Devant la violence qui nous entoure, la vision d’un monde réconcilié tarde à se réaliser. Pourtant, elle viendra, certainement, et ne décevra pas le juste qui vit par sa fidélité. Notre réponse, c’est celle de la foi. Bien souvent, nous avons l’impression que le salut promis paraît tarder. Il faut toute l’énergie de l’espérance pour le croire possible. C’est pour cette raison que l’apôtre Paul recommande à Timothée (2 Tm 1,6-14) et à chacun de nous de réveiller le don de Dieu ; il veut nous aider à vaincre la peur pour témoigner avec courage de l’espérance qui nous anime. « Dieu ne nous a pas donné un esprit de peur, mais un esprit de force, d’amour et de pondération pour annoncer l’Évangile ». Nous ne devons pas craindre de rendre témoignage à notre Seigneur. L’Évangile du Christ doit être reçu et proclamé dans le monde entier de génération en génération. « Garde le dépôt de la foi (i.e. l’Évangile) dans toute sa beauté, avec l’aide de l’Esprit Saint qui habite en nous » (2 Tm 1,14).
La suite de la prière d’Habacuc nous montre que le mal et la violence ne viennent pas de Dieu. Bien au contraire, le Seigneur ne cherche qu’à nous en libérer et nous sauver. Il devient donc urgent que chacun se mette dans une attitude d’accueil et de prière : « Aujourd’hui, ne fermons pas notre cœur, mais écoutons la voix du Seigneur ». Le psaume 94 que nous avons prié nous invite précisément à venir, à entrer, à écouter. Notre Dieu reste fidèle à son alliance ; il est notre rocher, notre salut. Nous sommes son bien le plus précieux.
Mais comme les apôtres, nous avons besoin de nous tourner vers Jésus pour lui adresser cette prière : « Augmente en nous la foi ! » (Lc 17,5). Si nous avions la foi, si nous vivions notre foi, que ne ferions-nous pas ? que n’oserions-nous pas ? Car c’est vrai, il faut beaucoup de foi pour continuer à annoncer le Salut comme une bonne nouvelle. Il y a tant d’imprévus qui tendent à nous détourner de cette mission. L’Évangile nous parle de la foi comme d’une petite graine. Celle-ci est si minuscule qu’elle finit parfois par se perdre. Il n’est pas facile de vivre en disciple du Christ dans un monde hostile ou indifférent. Comment témoigner de l’Évangile quand on ne voit que ce qui va mal dans nos communautés chrétiennes ? Comment parler d’un Dieu amour à des hommes, des femmes et des enfants qui vivent dans la misère et qui sont victimes de l’exclusion et du mépris ?

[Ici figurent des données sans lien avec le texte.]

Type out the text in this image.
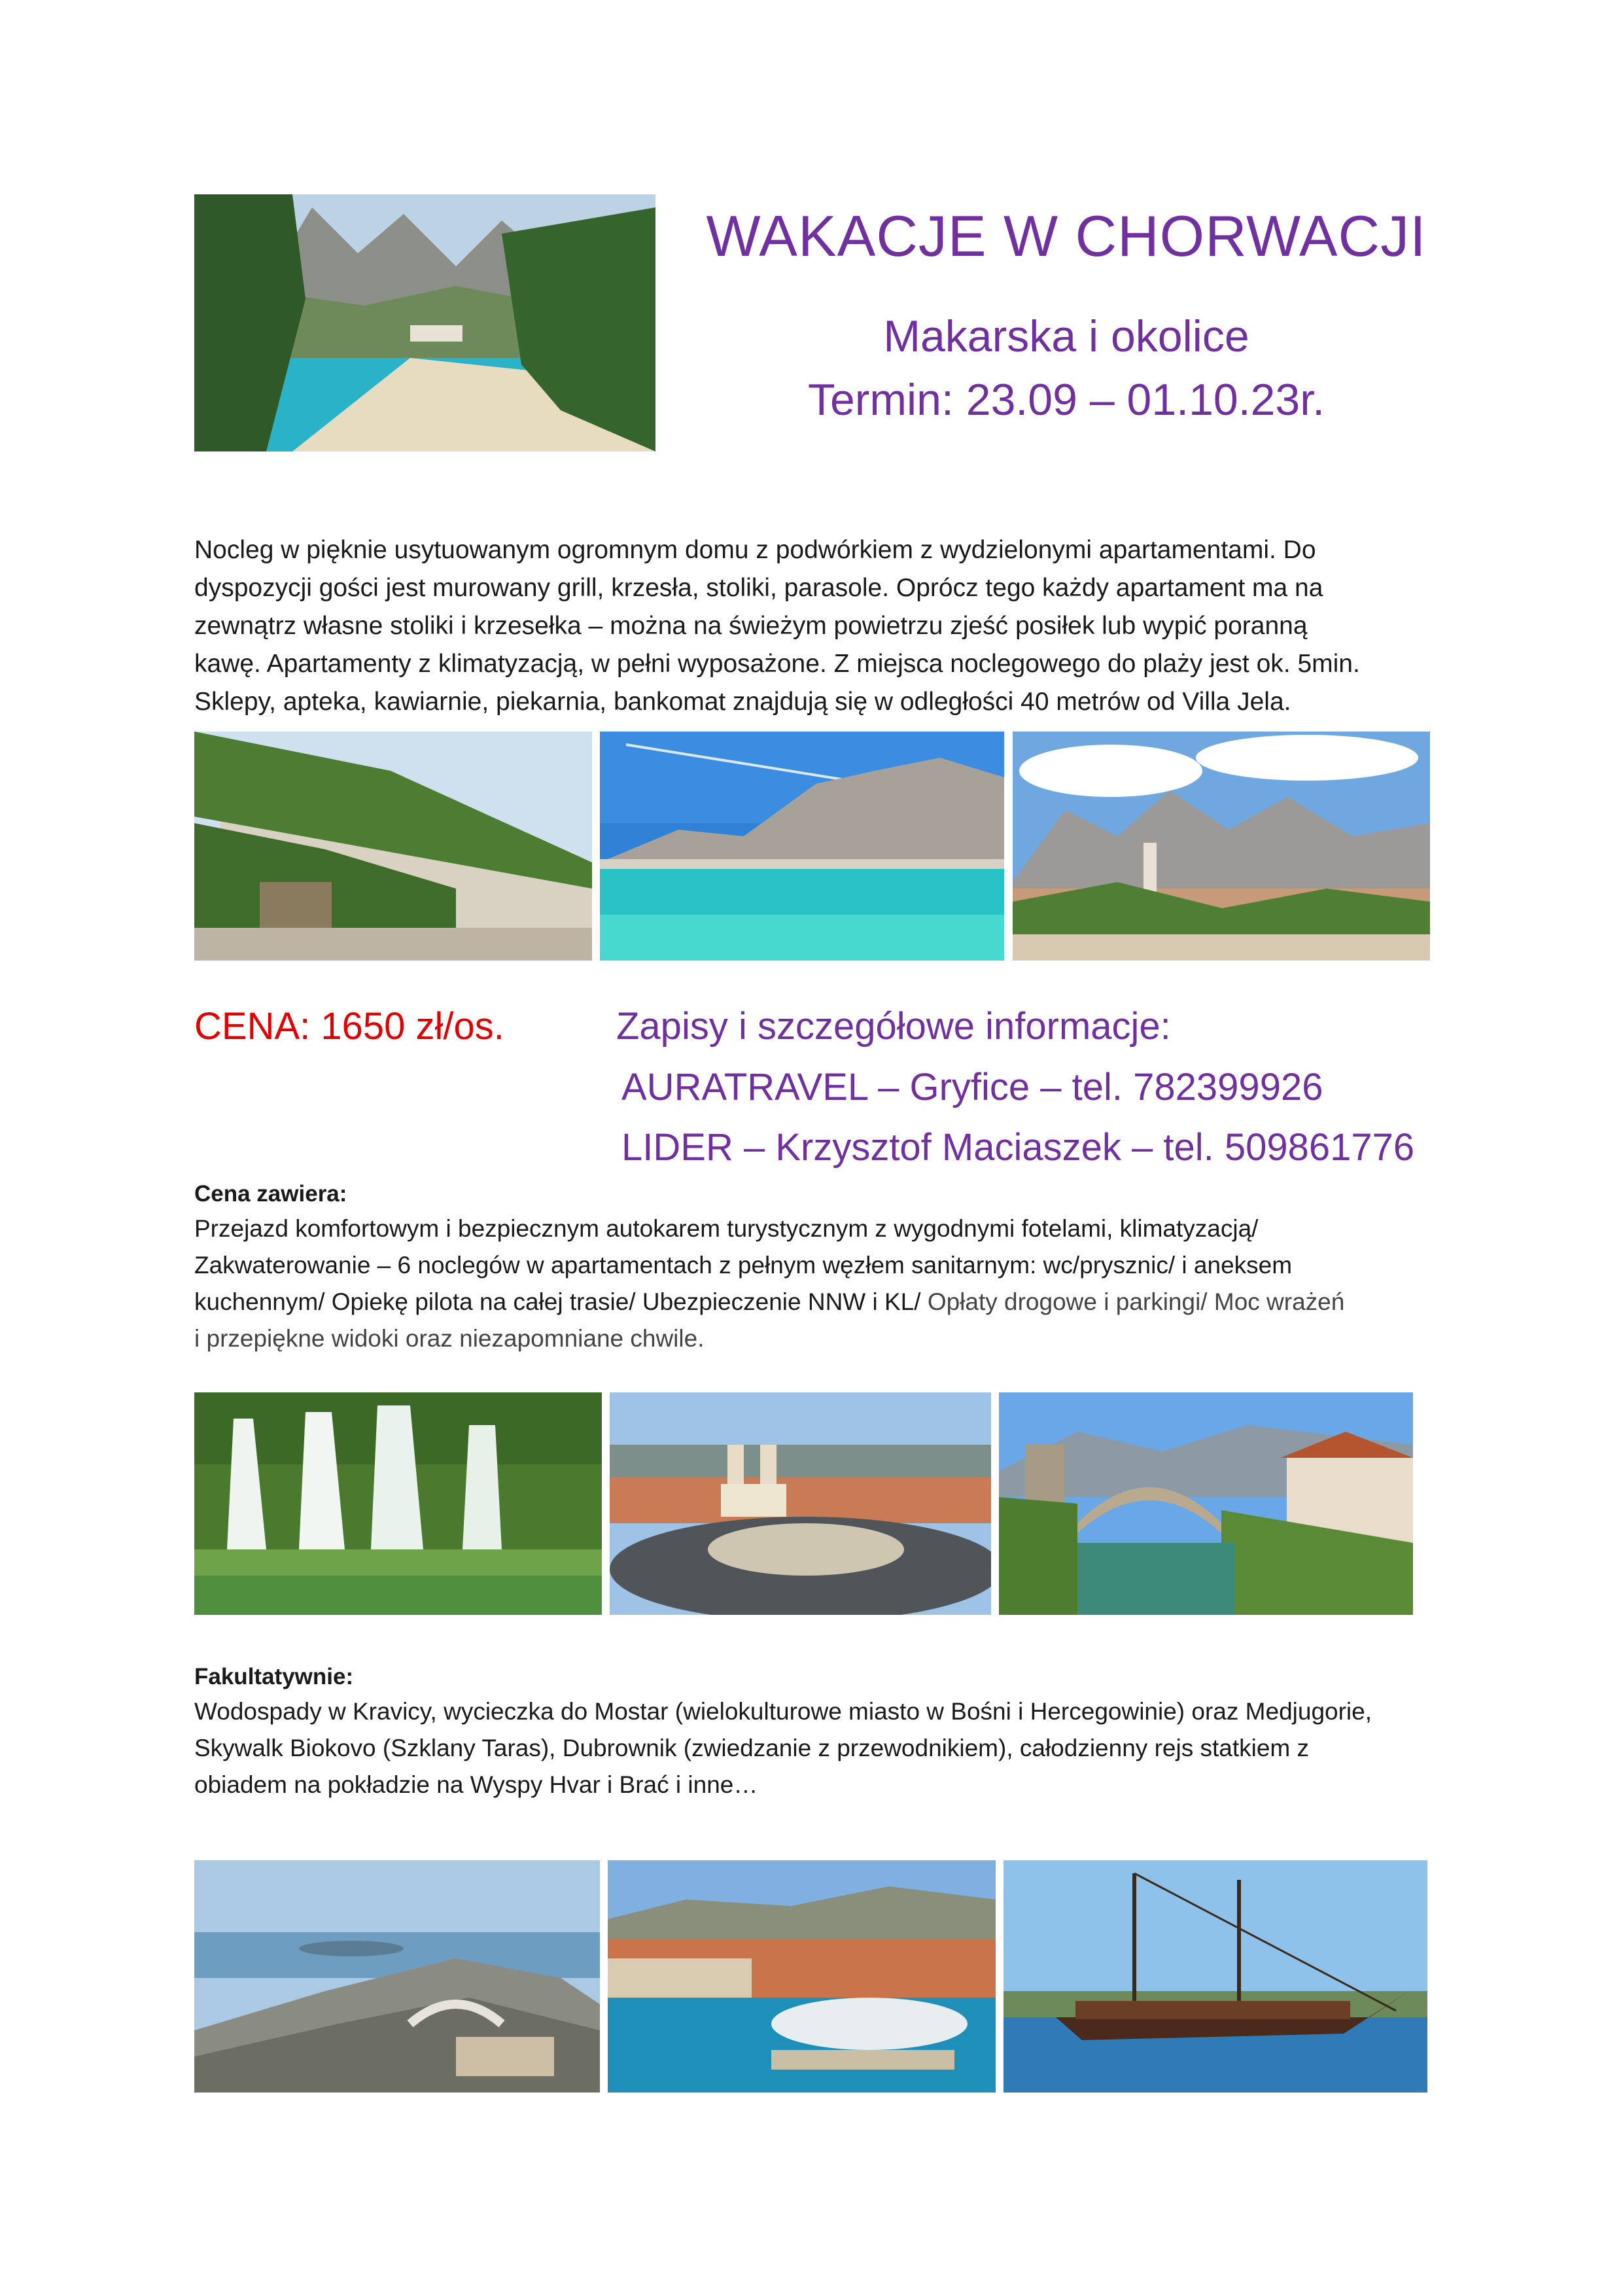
WAKACJE W CHORWACJI
Makarska i okolice
Termin: 23.09 – 01.10.23r.
Nocleg w pięknie usytuowanym ogromnym domu z podwórkiem z wydzielonymi apartamentami. Do
dyspozycji gości jest murowany grill, krzesła, stoliki, parasole. Oprócz tego każdy apartament ma na
zewnątrz własne stoliki i krzesełka – można na świeżym powietrzu zjeść posiłek lub wypić poranną
kawę. Apartamenty z klimatyzacją, w pełni wyposażone. Z miejsca noclegowego do plaży jest ok. 5min.
Sklepy, apteka, kawiarnie, piekarnia, bankomat znajdują się w odległości 40 metrów od Villa Jela.
CENA: 1650 zł/os.	Zapisy i szczegółowe informacje:
AURATRAVEL – Gryfice – tel. 782399926
LIDER – Krzysztof Maciaszek – tel. 509861776
Cena zawiera:
Przejazd komfortowym i bezpiecznym autokarem turystycznym z wygodnymi fotelami, klimatyzacją/
Zakwaterowanie – 6 noclegów w apartamentach z pełnym węzłem sanitarnym: wc/prysznic/ i aneksem
kuchennym/ Opiekę pilota na całej trasie/ Ubezpieczenie NNW i KL/ Opłaty drogowe i parkingi/ Moc wrażeń
i przepiękne widoki oraz niezapomniane chwile.
Fakultatywnie:
Wodospady w Kravicy, wycieczka do Mostar (wielokulturowe miasto w Bośni i Hercegowinie) oraz Medjugorie,
Skywalk Biokovo (Szklany Taras), Dubrownik (zwiedzanie z przewodnikiem), całodzienny rejs statkiem z
obiadem na pokładzie na Wyspy Hvar i Brać i inne…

La réponse, c’est Jésus lui-même qui nous la donne par ses paroles mais surtout par toute sa vie. Tout l’Évangile nous le montre en parfaite communion avec son Père. C’est cette foi qu’il veut nous inculquer, une foi qui est confiance totale et un service, y compris sur la croix. Rien n’est impossible avec une telle foi : elle transporte les montagnes. Elle fait surmonter tous les plus grands obstacles. Bien sûr, il n’est pas question de pouvoirs magiques. Avoir la foi, c’est donner toute sa confiance à Jésus malgré les apparences. Jésus nous parle de l’arbre qui se jette dans la mer. Dans la Bible, l’arbre est symbole de vie et la mer symbole de mort. Qu’un arbre aille se planter dans la mer, c’est bien ce que Jésus a fait : il a planté la vie dans la mort, et la mort a été vaincue. Par sa mort et sa résurrection, il nous a ouvert un passage vers la vraie vie. Nous pouvons vraiment lui donner toute notre confiance, car rien ne peut nous séparer de son amour (Rm 8,35).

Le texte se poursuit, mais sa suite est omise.